Tania no tuvo otra opción que acudir a un aborto clandestino que afortunadamente salió bien. Muchas otras mujeres mueren en este intento al no tener los recursos necesarios para acudir a clínicas seguras.
“Nunca me vieron como una persona. Me vieron como una incubadora, alguien que puede traer hijos a este mundo. Y después no importa si yo lo voy a criar o no, si me voy a morir, si va a pasar hambre, a ellos no les importa,” Tania nos dijo recientemente.
Otra sobreviviente de este violento sistema es Michelle. En 2014, con 23 años, Michelle acudió a un hospital de Veracruz, México, para controles de su embarazo. A partir del cuarto mes, cuando detectaron que ella es portadora de VIH-SIDA, todo el trato que recibió fue discriminatorio y violento. Cuando programaron la cesárea para dar a luz, el médico le dijo que debía ser esterilizada para no traer “más hijos enfermos a este mundo”. A pesar de existir numerosa evidencia científica que indica que con tratamiento adecuado el riesgo de transmisión de madre a hijo/a es mínimo, el médico la humilló y la obligó. Ella nunca consintió a la esterilización pero se la practicaron de todas maneras.
Tania y Michelle son algunas de las historias recogidas en un nuevo informe de Amnistía Internacional. Este informe documenta a través de casos paradigmáticos de ocho países un patrón sistemático en toda la región: estos mismos Estados que cada 8 de marzo se comprometen discursivamente a luchar por la equidad de género, se han convertido en aparatos reproductores de violencia contra las mujeres.
Los Estados reproducen la violencia cuando a través de sus leyes, políticas públicas y prácticas sobre salud sexual y reproductiva imponen violentamente estereotipos tales como “toda mujer debe ser madre sin importar las consecuencias para su salud o vida” o “si vives en la pobreza o con VIH no tienes derecho a tener los hijos que quieras”. Al hacerlo lo que están diciendo es: en este Estado se legitima y hasta se promueve la discriminación contra las mujeres; que es la base de toda violencia de género.
La centralidad que tiene esta problemática en la región y lo fuertemente arraigados que están estos estereotipos de género han sido reafirmados al inicio de este año, con la emergencia sanitaria en torno al virus Zika y las respuestas absurdas y discriminatorias que han dado algunos gobiernos.
¿Acaso alguien ha escuchado a algún funcionario público de la región llamar a los hombres a dejar de tener sexo para evitar los posibles embarazos, con la misma liviandad con la que llaman a las mujeres a evitarlos? El embarazo sigue siendo una responsabilidad, una obligación y un problema exclusivamente femenino para el imaginario popular.

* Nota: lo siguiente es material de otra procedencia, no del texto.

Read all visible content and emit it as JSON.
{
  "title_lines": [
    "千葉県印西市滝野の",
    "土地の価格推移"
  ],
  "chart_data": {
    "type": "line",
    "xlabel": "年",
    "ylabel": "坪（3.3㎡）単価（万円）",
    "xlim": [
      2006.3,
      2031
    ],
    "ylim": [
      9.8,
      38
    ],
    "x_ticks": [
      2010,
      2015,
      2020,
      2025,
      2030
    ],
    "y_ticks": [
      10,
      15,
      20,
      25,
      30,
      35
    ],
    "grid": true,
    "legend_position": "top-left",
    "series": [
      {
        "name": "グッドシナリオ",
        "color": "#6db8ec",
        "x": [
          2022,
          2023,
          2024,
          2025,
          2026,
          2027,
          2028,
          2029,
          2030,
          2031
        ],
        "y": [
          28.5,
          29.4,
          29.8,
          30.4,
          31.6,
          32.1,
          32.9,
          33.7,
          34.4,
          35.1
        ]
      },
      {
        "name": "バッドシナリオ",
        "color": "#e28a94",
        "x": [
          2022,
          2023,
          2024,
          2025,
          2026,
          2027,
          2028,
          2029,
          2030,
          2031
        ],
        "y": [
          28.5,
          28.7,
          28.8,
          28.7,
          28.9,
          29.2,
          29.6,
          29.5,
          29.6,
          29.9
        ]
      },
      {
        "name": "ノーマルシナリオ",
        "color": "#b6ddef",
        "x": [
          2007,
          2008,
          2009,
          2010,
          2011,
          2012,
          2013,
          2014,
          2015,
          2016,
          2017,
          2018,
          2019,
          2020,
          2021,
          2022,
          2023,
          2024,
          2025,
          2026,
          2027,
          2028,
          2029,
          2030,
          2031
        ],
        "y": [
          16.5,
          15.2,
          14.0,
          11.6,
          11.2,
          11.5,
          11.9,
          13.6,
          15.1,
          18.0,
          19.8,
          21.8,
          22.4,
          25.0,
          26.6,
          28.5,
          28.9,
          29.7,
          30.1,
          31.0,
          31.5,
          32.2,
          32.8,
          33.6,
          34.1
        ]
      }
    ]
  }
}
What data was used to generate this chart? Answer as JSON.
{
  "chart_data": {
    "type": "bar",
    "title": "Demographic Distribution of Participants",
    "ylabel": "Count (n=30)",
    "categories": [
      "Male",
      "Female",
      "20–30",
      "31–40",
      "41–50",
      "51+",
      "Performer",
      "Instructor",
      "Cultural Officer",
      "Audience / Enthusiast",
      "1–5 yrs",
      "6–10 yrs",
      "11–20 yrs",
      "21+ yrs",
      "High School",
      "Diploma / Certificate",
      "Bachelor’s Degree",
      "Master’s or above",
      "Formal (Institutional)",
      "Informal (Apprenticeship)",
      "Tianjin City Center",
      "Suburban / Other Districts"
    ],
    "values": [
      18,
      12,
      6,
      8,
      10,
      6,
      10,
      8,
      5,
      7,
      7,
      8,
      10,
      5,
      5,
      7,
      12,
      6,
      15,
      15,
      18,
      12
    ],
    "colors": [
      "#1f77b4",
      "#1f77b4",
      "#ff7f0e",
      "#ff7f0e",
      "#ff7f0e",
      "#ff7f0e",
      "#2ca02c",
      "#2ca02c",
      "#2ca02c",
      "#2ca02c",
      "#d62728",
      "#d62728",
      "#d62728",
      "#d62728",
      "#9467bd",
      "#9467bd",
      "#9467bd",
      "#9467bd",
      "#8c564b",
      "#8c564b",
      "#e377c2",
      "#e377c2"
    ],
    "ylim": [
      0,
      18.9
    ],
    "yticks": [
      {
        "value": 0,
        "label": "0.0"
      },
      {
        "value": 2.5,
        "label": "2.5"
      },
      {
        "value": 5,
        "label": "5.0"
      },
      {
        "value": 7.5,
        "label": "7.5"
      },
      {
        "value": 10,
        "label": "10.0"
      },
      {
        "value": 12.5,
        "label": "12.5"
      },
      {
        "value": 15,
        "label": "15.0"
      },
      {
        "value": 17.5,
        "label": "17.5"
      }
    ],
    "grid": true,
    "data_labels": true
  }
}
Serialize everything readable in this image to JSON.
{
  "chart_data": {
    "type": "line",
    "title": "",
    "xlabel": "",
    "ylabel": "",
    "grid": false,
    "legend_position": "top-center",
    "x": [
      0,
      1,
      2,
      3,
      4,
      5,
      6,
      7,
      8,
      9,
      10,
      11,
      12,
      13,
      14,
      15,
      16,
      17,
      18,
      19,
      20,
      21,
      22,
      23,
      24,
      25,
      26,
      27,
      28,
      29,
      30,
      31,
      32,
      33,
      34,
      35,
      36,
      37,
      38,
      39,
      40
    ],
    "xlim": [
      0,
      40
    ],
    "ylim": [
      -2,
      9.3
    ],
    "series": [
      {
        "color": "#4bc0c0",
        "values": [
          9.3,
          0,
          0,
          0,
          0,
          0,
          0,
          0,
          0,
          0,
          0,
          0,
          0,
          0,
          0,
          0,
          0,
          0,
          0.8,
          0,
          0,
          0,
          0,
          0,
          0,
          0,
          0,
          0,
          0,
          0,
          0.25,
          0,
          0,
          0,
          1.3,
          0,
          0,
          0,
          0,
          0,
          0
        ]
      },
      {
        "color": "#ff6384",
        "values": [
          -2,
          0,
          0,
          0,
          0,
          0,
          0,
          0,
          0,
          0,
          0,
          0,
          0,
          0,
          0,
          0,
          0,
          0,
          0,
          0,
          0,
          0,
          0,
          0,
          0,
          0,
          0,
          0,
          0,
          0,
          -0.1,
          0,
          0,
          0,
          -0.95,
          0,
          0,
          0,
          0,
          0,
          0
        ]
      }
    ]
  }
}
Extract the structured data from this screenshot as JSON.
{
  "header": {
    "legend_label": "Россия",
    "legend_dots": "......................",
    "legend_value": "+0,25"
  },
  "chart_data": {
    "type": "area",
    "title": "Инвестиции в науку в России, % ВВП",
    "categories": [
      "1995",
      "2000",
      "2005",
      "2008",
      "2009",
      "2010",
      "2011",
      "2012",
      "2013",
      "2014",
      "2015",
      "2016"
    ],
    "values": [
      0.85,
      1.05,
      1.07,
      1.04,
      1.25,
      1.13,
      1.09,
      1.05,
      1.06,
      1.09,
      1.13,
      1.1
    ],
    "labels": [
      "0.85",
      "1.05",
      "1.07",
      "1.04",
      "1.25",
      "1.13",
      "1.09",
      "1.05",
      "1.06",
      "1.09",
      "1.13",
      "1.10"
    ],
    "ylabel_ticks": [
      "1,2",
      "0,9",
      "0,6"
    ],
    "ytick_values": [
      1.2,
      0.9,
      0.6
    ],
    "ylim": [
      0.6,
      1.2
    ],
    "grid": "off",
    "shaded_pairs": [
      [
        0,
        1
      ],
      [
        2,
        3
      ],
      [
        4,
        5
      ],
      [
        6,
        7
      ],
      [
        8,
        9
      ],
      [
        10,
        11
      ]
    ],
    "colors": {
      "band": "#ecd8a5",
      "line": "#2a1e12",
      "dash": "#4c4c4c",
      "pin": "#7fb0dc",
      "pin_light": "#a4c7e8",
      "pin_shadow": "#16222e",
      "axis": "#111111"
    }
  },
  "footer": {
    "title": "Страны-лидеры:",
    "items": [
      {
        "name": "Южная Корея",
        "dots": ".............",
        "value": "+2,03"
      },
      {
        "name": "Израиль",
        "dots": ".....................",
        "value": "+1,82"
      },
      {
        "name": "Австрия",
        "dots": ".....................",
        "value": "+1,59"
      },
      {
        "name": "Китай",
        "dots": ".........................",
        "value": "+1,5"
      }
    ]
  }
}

En una región donde más de la mitad de los embarazos son no deseados, por barreras que los propios Estados no han sabido o querido superar; que van desde la violación sexual hasta la demanda insatisfecha de anticonceptivos modernos; no sabemos si la recomendación a las mujeres a no embarazarse era una broma de muy mal gusto o un insulto.
Lo que sí sabemos es que hasta que no acabemos con la discriminación tan arraigada y tan evidente en los ámbitos de la sexualidad y la reproducción, los Estados no dejarán de ser “aparatos reproductores de violencia contra las mujeres” y la lucha por la igualdad sustantiva no será más que una utopía.
Las soluciones a tan enraizados problemas no son sencillas, pero los estados no pueden continuar ignorando una de las peores, y más invisibles, crisis de derechos humanos de la región.
La alternativa es, simplemente, demasiado terrible para siquiera ser contemplada.